Minister's expert to get nearly €½m
Health Minister James Reilly's recently appointed expert for his Special Delivery Unit, Lis Nixon, is to be hired on a three-year contract at a total cost of €492,000.
This means that the two UK experts recently hired to work for the unit, which is tasked with reducing treatment and emergency department waits, are costing the State nearly €1 million over a three-year period.
And the Department of Health is also planning to hire a further consultant to the SDU to work on reducing outpatient waiting lists, irishhealth.com has learned.
irishhealth.com revealed yesterday that the Department had recently hired leading health service change management consultant Lis Nixon to work as Director of Unscheduled Care at a salary of €164,000 per annum.

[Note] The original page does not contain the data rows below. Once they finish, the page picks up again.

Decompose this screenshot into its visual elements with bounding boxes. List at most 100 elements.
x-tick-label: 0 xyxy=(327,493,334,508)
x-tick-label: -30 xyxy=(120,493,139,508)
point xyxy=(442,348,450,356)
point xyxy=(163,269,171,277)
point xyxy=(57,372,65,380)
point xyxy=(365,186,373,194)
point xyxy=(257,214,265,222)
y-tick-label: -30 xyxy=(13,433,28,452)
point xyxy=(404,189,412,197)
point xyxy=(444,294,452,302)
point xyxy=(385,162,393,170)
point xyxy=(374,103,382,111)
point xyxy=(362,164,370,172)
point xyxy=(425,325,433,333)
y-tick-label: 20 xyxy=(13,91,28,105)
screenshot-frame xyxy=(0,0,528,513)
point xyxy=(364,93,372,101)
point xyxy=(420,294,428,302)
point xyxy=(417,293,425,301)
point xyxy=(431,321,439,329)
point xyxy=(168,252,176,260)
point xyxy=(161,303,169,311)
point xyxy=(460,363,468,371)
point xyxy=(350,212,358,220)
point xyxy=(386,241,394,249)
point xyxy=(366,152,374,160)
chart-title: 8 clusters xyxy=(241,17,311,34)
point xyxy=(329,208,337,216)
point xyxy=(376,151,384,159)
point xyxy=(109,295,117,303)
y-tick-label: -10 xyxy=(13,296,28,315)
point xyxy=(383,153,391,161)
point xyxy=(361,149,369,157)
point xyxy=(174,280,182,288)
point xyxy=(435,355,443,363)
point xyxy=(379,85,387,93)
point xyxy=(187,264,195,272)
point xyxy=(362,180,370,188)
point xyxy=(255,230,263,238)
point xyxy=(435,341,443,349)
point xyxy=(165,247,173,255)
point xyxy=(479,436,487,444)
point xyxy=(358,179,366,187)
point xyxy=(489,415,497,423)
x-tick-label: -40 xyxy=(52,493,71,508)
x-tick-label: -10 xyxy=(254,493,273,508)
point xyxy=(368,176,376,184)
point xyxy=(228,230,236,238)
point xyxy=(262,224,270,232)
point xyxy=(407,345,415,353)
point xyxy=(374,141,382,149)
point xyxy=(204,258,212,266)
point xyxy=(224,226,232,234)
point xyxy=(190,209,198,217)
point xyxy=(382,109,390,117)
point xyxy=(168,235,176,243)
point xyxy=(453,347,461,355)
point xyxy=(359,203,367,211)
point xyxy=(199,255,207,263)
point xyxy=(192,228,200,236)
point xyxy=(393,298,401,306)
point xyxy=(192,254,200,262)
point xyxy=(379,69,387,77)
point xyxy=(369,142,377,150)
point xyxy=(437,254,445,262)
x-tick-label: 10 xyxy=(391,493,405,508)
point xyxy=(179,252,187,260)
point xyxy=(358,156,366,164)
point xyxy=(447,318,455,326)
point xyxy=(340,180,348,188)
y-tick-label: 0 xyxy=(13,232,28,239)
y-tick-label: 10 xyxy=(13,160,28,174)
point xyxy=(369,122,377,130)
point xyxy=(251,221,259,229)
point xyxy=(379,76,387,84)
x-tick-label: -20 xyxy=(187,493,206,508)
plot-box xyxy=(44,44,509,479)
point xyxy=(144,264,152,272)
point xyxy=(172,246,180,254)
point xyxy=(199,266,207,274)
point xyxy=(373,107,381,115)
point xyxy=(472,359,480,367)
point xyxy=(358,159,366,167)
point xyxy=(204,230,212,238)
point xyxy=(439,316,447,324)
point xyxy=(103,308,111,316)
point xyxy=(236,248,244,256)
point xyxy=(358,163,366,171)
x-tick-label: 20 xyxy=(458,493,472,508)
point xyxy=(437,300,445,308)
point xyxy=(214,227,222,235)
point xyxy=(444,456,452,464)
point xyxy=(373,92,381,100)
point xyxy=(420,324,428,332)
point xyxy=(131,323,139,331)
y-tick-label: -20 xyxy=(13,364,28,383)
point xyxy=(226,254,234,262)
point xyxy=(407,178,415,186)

The news of this expenditure by Dr Reilly on another expert has led to strong criticism from Fianna Fail and other sources.
Both Ms Nixon, and the other outside expert working for the unit, Martin Connor, will earn a total of €972,000 over the next three years.
And it has emerged that earlier this year, the Department advertised for a further external consultancy to work with the SDU on improving scheduled care and outpatient booking in hospitals around the country. A spokesman for the Minister said this consultancy had not yet been filled.
Outlining the background to Ms Nixon's appointment, the spokesman said last autumn, the posts of Director of Scheduled Care and Director of Unscheduled Care were advertised by the Department.
Scheduled care refers generally to planned operations whereas unscheduled care refers to emergency treatment services.
The scheduled care post was filled by Dr Alan Smith, who formerly worked for the National Cancer Screening Service. However, according to the spokesman, the Department was not able to find a suitable candidate for the unscheduled care post.
It was therefore decided to tender for a consultancy to fill the unscheduled care role, and following the tender process, Lis Nixon was appointed to this post.
The spokesman said Ms Nixon was a 'perfect fit' for the post, having played a key role in reducing emergency department waiting times in the UK.
Dr Connor, who is Senior Adviser to the SDU, is being paid €160,000 per annum for a three year contract from this year, and he was also paid for his work with the SDU last year. He spends some of his time working at Stanford University in the US, although Ms Nixon is full-time in her post.
While Minister Reilly has stressed that effecting lasting improvements the waiting list and ED trolley wait situation would take some time, the SDU has had limited success in making improvements in these areas since its establishment last summer.
The Ministerial spokesman stressed that rather than hiring permanent staff at long-term cost to the taxpayer, the emphasis in hiring consultant experts to tackle scheduled and unscheduled care problems was for them to perform specific tasks within the allotted time of their contracts.
Meanwhile, €15 million was recently taken from the budget of the National Treatment Purchase Fund (NTPF), which is working with the SDU on waiting lists, to pay for an initiative for intermediate care treatment facilities for older people.
These facilities are designed to provide rehab, physiotherapy and other services after patients have finished their treatment in acute care, following which they will be discharged home or placed in long-term care.
An additional €13 million for this initiative is being taken from the budget for long-stay care under the Fair Deal scheme.
The money takden out of the intermediate care plan means the total NTPF budget available this year to the SDU for tackling acute hospital access problems has been reduced to €70 million from the €85 million originally allocated.
Asked if taking €15 million from the NTPF funding currently at the disposal of the SDU would affect its waiting list initiative, the Minister's spokesman said the intermediate care plan was designed to take pressure off acute beds and therefore assist in the reduction of acute hospital waiting times.